Scaled to 1.5B parameters and trained on WebText (40GB of filtered Reddit links). Showed that language models can perform tasks like translation, summarisation, and question answering zero-shot by framing them as text completion. The largest model generated remarkably coherent long-form text.

Impact

The "too dangerous to release" framing sparked public debate about AI safety and responsible disclosure. More importantly, it proved that scale alone could unlock capabilities that smaller models could not achieve regardless of fine-tuning.

GPT-3 (2020)

175B parameters. Introduced in-context learning and few-shot prompting as a practical paradigm.

Key innovations

175B parameters trained on 300B tokens. Demonstrated that providing a few examples in the prompt (few-shot) enables the model to perform new tasks without any gradient updates. Performance scales smoothly with the number of examples (zero-shot, one-shot, few-shot). Introduced the API-based model-as-a-service paradigm.

Impact

Fundamentally changed how people interact with language models.
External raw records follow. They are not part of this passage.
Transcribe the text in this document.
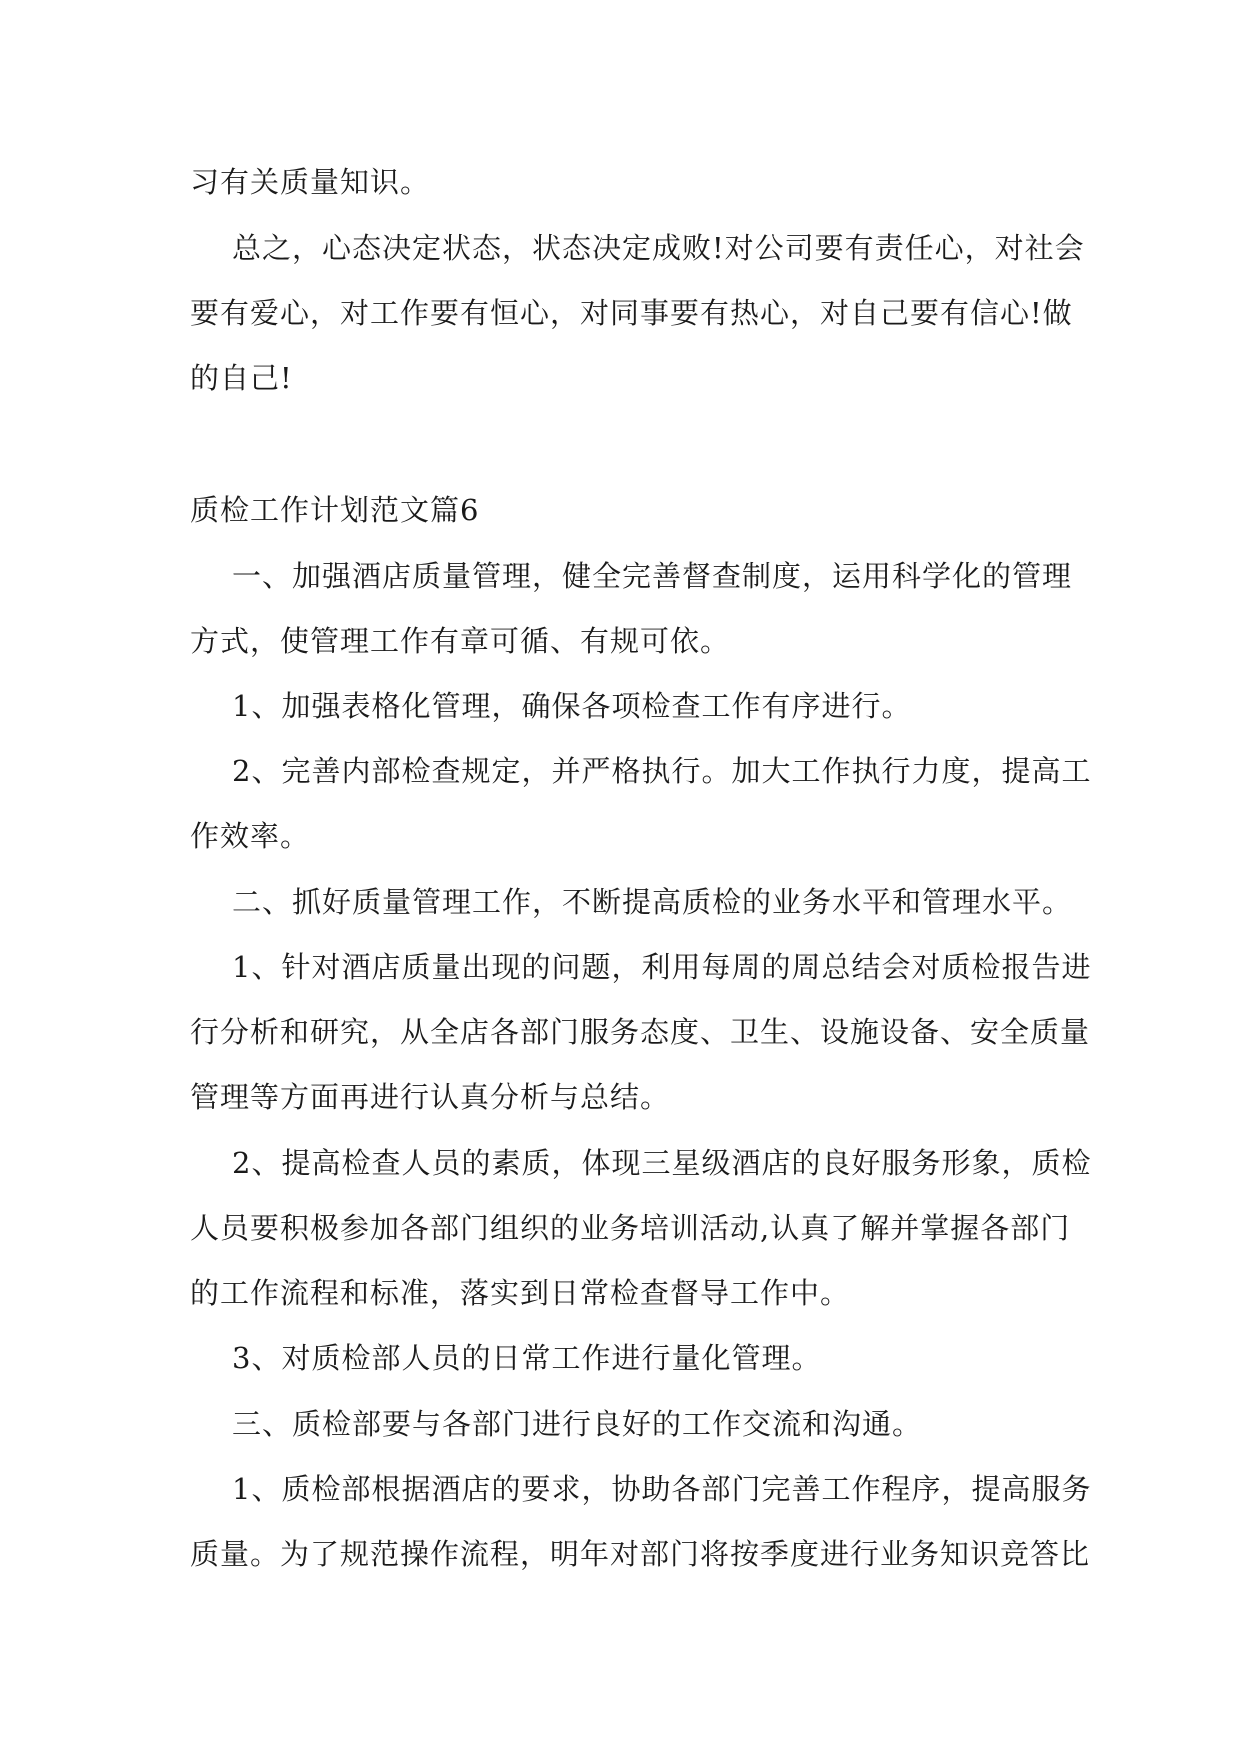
习有关质量知识。
总之，心态决定状态，状态决定成败!对公司要有责任心，对社会
要有爱心，对工作要有恒心，对同事要有热心，对自己要有信心!做
的自己!
质检工作计划范文篇6
一、加强酒店质量管理，健全完善督查制度，运用科学化的管理
方式，使管理工作有章可循、有规可依。
1、加强表格化管理，确保各项检查工作有序进行。
2、完善内部检查规定，并严格执行。加大工作执行力度，提高工
作效率。
二、抓好质量管理工作，不断提高质检的业务水平和管理水平。
1、针对酒店质量出现的问题，利用每周的周总结会对质检报告进
行分析和研究，从全店各部门服务态度、卫生、设施设备、安全质量
管理等方面再进行认真分析与总结。
2、提高检查人员的素质，体现三星级酒店的良好服务形象，质检
人员要积极参加各部门组织的业务培训活动,认真了解并掌握各部门
的工作流程和标准，落实到日常检查督导工作中。
3、对质检部人员的日常工作进行量化管理。
三、质检部要与各部门进行良好的工作交流和沟通。
1、质检部根据酒店的要求，协助各部门完善工作程序，提高服务
质量。为了规范操作流程，明年对部门将按季度进行业务知识竞答比
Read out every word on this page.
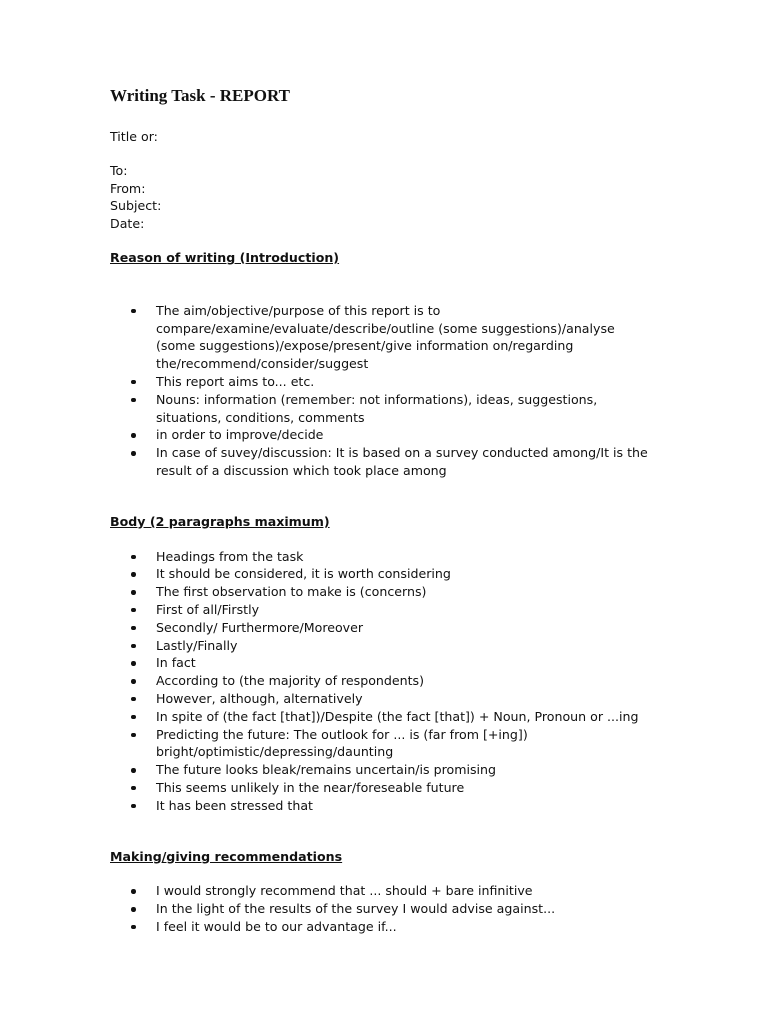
Writing Task - REPORT

Title or:

To:

From:

Subject:

Date:

Reason of writing (Introduction)

The aim/objective/purpose of this report is to compare/examine/evaluate/describe/outline (some suggestions)/analyse (some suggestions)/expose/present/give information on/regarding the/recommend/consider/suggest
This report aims to... etc.
Nouns: information (remember: not informations), ideas, suggestions, situations, conditions, comments
in order to improve/decide
In case of suvey/discussion: It is based on a survey conducted among/It is the result of a discussion which took place among

Body (2 paragraphs maximum)

Headings from the task
It should be considered, it is worth considering
The first observation to make is (concerns)
First of all/Firstly
Secondly/ Furthermore/Moreover
Lastly/Finally
In fact
According to (the majority of respondents)
However, although, alternatively
In spite of (the fact [that])/Despite (the fact [that]) + Noun, Pronoun or ...ing
Predicting the future: The outlook for ... is (far from [+ing]) bright/optimistic/depressing/daunting
The future looks bleak/remains uncertain/is promising
This seems unlikely in the near/foreseable future
It has been stressed that

Making/giving recommendations

I would strongly recommend that ... should + bare infinitive
In the light of the results of the survey I would advise against...
I feel it would be to our advantage if...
Instead of fine-tuning for each task, users could describe what they wanted in natural language. This made LLMs accessible to non-researchers and launched the prompt engineering discipline.

GPT-4 (2023)

Multimodal model accepting both text and image inputs with substantially improved reasoning.

Key innovations

Multimodal input (text and images). Significantly improved performance on professional and academic benchmarks (bar exam, GRE, AP exams). Longer context windows (8K and 32K tokens). Better calibration and fewer hallucinations than GPT-3.5. System message support for customising model behaviour.

Impact

Demonstrated that LLMs could approach expert-level performance on specialised tasks. Multimodal capabilities expanded use cases beyond text. Became the backbone for ChatGPT, Copilot, and thousands of applications, establishing LLMs as general-purpose reasoning engines.